Marc Sachs, director for research at the McCrary Institute, believes engineers with cyber disciplines will be necessary.
“As the years unfold, principles and practices will begin to embrace cyber as one of the disciplines inside engineering,” he said. “We will be looking to see, are [future engineers] competent in cyber? Are they able to take that on as part of the discipline of engineering? We’re not ready for that right now, but we’re going to get to a point in the next 10 years or so where we will be. That’s an important role for us in colleges and universities begin to prepare these engineers for that, and work in partnership with manufacturers and owner/operators, and others, who will take these graduates to make sure that we are indeed preparing them. Not just to get the license, but to practically apply these skills.”
Taylor said it isn’t unreasonable to expect curriculum modifications with a cyber-related twist.
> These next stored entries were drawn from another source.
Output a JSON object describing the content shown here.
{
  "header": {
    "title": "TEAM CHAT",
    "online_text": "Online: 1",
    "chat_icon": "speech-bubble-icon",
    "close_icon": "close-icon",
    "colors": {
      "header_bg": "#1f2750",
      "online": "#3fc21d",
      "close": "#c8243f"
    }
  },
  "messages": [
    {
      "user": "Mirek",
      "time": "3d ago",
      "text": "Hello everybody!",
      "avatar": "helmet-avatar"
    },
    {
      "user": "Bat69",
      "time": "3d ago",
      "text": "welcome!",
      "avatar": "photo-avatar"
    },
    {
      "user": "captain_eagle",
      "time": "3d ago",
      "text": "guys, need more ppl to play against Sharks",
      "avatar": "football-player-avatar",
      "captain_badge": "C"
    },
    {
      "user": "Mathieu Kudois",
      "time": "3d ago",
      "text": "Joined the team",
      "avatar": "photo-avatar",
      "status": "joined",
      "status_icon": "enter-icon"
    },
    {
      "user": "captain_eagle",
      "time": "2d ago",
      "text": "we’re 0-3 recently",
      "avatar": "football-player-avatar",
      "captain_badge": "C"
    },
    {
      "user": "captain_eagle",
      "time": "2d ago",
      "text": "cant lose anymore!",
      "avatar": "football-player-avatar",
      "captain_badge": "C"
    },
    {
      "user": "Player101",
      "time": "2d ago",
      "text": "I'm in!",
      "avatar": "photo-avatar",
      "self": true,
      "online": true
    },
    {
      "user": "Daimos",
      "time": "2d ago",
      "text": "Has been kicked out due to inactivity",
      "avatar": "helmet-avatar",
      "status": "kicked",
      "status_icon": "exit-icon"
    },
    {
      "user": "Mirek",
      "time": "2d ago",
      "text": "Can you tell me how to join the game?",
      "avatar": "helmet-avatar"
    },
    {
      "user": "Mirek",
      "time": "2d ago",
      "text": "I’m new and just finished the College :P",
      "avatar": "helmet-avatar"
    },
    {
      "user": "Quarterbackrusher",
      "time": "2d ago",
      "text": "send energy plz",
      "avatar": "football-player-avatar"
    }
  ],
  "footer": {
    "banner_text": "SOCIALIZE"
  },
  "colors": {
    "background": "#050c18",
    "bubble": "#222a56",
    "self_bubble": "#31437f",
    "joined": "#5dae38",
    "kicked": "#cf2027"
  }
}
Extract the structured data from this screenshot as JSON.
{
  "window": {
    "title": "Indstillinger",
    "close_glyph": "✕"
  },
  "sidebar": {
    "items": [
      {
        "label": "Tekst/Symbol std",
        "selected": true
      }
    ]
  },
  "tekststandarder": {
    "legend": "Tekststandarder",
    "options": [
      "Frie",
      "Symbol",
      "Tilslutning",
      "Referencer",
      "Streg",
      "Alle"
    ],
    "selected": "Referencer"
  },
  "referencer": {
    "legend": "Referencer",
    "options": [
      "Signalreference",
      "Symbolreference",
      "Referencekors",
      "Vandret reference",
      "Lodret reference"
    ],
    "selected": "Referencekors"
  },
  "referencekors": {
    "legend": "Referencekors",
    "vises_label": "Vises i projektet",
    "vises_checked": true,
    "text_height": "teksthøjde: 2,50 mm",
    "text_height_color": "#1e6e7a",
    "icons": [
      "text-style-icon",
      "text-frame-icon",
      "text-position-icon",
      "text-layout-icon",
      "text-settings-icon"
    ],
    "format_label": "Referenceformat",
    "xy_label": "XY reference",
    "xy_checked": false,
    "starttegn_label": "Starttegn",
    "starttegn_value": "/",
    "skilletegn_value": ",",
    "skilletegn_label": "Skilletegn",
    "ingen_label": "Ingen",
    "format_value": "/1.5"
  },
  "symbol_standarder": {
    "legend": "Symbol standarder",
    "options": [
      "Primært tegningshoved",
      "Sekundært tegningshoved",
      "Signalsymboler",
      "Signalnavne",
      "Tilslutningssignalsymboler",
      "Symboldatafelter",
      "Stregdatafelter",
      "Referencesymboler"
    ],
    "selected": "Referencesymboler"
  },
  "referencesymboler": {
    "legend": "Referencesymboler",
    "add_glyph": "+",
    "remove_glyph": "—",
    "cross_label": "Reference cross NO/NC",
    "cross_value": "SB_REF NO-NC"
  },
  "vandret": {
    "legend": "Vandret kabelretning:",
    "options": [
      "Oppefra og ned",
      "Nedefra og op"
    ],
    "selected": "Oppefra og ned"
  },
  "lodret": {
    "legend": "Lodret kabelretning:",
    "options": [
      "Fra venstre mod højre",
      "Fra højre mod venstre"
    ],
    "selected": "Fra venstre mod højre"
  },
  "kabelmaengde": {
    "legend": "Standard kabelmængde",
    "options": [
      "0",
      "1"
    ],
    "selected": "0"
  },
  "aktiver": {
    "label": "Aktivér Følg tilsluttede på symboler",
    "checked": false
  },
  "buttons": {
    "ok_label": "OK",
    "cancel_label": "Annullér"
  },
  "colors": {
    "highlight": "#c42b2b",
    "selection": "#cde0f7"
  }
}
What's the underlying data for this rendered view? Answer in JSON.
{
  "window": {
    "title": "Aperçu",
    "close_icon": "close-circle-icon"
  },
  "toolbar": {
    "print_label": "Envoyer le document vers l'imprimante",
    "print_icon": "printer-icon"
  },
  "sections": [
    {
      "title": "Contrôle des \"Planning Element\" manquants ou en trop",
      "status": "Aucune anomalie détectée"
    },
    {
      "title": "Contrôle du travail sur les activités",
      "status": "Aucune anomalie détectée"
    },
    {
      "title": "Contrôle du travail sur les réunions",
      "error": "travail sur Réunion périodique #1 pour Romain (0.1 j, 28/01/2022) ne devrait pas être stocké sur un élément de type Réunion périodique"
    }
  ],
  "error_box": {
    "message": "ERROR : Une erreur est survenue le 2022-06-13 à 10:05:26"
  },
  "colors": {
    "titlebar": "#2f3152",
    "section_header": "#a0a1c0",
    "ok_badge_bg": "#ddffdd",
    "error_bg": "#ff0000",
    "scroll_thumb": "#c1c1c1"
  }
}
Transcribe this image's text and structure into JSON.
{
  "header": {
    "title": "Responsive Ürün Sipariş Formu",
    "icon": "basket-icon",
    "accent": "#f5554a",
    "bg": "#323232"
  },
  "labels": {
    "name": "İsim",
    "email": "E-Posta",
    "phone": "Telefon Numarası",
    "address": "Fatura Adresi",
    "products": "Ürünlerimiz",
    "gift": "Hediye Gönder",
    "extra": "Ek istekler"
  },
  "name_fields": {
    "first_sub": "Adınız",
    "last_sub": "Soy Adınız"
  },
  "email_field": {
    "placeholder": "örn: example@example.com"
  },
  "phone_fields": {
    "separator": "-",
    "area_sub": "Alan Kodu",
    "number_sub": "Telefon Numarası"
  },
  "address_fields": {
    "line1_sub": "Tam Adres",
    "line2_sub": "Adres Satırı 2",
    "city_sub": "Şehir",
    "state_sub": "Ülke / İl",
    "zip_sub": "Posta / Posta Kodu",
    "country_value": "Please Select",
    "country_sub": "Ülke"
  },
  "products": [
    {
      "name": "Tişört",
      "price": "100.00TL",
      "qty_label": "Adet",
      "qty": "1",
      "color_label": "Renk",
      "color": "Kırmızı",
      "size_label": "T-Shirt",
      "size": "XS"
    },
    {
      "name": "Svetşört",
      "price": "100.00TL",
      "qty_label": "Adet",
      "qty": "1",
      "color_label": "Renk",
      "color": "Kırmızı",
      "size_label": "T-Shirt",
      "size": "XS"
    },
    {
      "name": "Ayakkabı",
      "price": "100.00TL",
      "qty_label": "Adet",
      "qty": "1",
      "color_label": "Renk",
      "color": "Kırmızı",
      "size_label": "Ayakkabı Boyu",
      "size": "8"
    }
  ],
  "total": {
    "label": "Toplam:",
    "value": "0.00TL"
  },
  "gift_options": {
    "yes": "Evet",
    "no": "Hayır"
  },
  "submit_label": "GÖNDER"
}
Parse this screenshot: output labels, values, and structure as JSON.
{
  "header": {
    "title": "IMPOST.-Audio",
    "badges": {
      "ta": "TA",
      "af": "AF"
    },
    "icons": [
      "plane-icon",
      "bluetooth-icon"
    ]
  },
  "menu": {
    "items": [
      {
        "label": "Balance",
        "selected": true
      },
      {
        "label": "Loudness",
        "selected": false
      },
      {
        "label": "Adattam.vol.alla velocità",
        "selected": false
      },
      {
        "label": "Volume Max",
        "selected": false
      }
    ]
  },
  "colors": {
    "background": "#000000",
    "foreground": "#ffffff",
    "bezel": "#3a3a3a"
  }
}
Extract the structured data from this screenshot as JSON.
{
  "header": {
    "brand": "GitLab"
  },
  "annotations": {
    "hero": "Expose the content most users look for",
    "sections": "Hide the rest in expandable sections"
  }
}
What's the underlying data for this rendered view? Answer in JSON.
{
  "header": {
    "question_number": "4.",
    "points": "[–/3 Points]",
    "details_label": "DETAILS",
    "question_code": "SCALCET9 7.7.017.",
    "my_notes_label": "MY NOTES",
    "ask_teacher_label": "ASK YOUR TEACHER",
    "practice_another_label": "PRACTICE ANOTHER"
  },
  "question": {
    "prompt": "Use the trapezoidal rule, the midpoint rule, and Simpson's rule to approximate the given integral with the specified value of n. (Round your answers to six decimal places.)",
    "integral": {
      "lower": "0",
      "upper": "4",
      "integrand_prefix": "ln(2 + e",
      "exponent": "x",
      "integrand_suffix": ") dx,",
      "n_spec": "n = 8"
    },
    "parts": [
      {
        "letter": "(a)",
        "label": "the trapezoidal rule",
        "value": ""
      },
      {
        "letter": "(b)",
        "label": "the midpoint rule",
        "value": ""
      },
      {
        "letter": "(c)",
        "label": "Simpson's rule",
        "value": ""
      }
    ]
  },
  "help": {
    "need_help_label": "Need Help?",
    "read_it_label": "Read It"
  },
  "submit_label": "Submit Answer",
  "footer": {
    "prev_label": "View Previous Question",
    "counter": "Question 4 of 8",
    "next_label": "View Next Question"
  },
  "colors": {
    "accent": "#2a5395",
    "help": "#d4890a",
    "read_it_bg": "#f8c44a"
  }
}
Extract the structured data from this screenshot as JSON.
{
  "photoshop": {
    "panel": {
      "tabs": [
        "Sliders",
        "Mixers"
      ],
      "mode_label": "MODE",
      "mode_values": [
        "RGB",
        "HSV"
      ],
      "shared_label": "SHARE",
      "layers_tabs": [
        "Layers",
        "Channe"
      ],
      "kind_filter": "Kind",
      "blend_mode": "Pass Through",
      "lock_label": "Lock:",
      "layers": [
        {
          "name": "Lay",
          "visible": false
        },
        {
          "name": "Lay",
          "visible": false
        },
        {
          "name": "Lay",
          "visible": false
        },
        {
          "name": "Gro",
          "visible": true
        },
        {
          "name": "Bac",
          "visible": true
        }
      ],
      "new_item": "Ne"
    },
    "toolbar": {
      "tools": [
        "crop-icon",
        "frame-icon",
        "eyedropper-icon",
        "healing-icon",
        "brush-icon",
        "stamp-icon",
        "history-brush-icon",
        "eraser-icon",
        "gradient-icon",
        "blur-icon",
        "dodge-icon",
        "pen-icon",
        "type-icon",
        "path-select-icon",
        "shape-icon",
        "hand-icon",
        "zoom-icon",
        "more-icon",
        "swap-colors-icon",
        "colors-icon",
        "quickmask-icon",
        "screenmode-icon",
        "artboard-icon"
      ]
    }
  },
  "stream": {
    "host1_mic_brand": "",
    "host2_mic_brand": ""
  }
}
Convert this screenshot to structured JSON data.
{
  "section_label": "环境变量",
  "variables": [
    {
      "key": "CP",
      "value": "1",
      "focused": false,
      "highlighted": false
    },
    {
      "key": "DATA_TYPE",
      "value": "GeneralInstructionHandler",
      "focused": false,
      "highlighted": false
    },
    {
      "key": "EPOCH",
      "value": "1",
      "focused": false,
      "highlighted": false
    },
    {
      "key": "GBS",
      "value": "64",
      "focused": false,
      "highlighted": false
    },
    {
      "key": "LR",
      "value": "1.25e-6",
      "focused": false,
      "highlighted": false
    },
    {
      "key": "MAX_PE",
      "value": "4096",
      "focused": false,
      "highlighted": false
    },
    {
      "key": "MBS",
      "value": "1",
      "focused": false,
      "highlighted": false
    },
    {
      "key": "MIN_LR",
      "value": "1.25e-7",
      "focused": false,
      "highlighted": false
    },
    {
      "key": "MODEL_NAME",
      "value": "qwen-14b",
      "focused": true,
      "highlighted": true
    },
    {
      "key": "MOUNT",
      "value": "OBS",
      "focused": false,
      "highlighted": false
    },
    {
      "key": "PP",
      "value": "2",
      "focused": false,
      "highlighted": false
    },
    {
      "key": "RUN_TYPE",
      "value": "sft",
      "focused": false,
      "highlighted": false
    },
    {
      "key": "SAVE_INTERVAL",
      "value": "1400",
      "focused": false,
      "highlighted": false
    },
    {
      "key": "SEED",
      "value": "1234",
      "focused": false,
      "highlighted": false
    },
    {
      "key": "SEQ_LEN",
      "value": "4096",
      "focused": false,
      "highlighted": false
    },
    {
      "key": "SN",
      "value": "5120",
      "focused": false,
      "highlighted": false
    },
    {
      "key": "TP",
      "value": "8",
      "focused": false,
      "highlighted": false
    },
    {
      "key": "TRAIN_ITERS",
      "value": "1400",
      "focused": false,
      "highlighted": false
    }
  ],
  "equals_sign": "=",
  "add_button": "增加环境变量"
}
“The idea to start students early and begin that understanding of cyber as a freshman, repeat those topics throughout the curriculum and potentially even offer accelerated bachelor’s, master’s types of programs are some ideas we’ve talked about so far,” he said. “But to change an organization and multiple academic programs will be challenging. We’re able to reach freshman engineering students when they come in the door. We put them into design experiences very early on. There’s an opportunity as freshmen to begin to socialize the concept that, ‘Hey, it’s not just the traditional engineering constraints that we’ve always responded to, there are others,’ and cyber is an additional one of those.
“If you’re a mechanical engineer, electrical engineer, aerospace engineer, yes, there is not a lot of room to add new computer science courses, but there should be places where you can incorporate additional cybersecurity topics in some of the programming courses or control system courses they take.”
Cilluffo noted the best defense against cyber threat is a forward-thinking, proactive offense. This involves many facets of society, from government to the private sector, to power grids, to the classrooms.
“The reality is, if you want to predict the future, you shape it,” he said. “This is a cultural thing. It’s a technology thing. It’s an educational thing. But, in the end, it’s really a people thing.”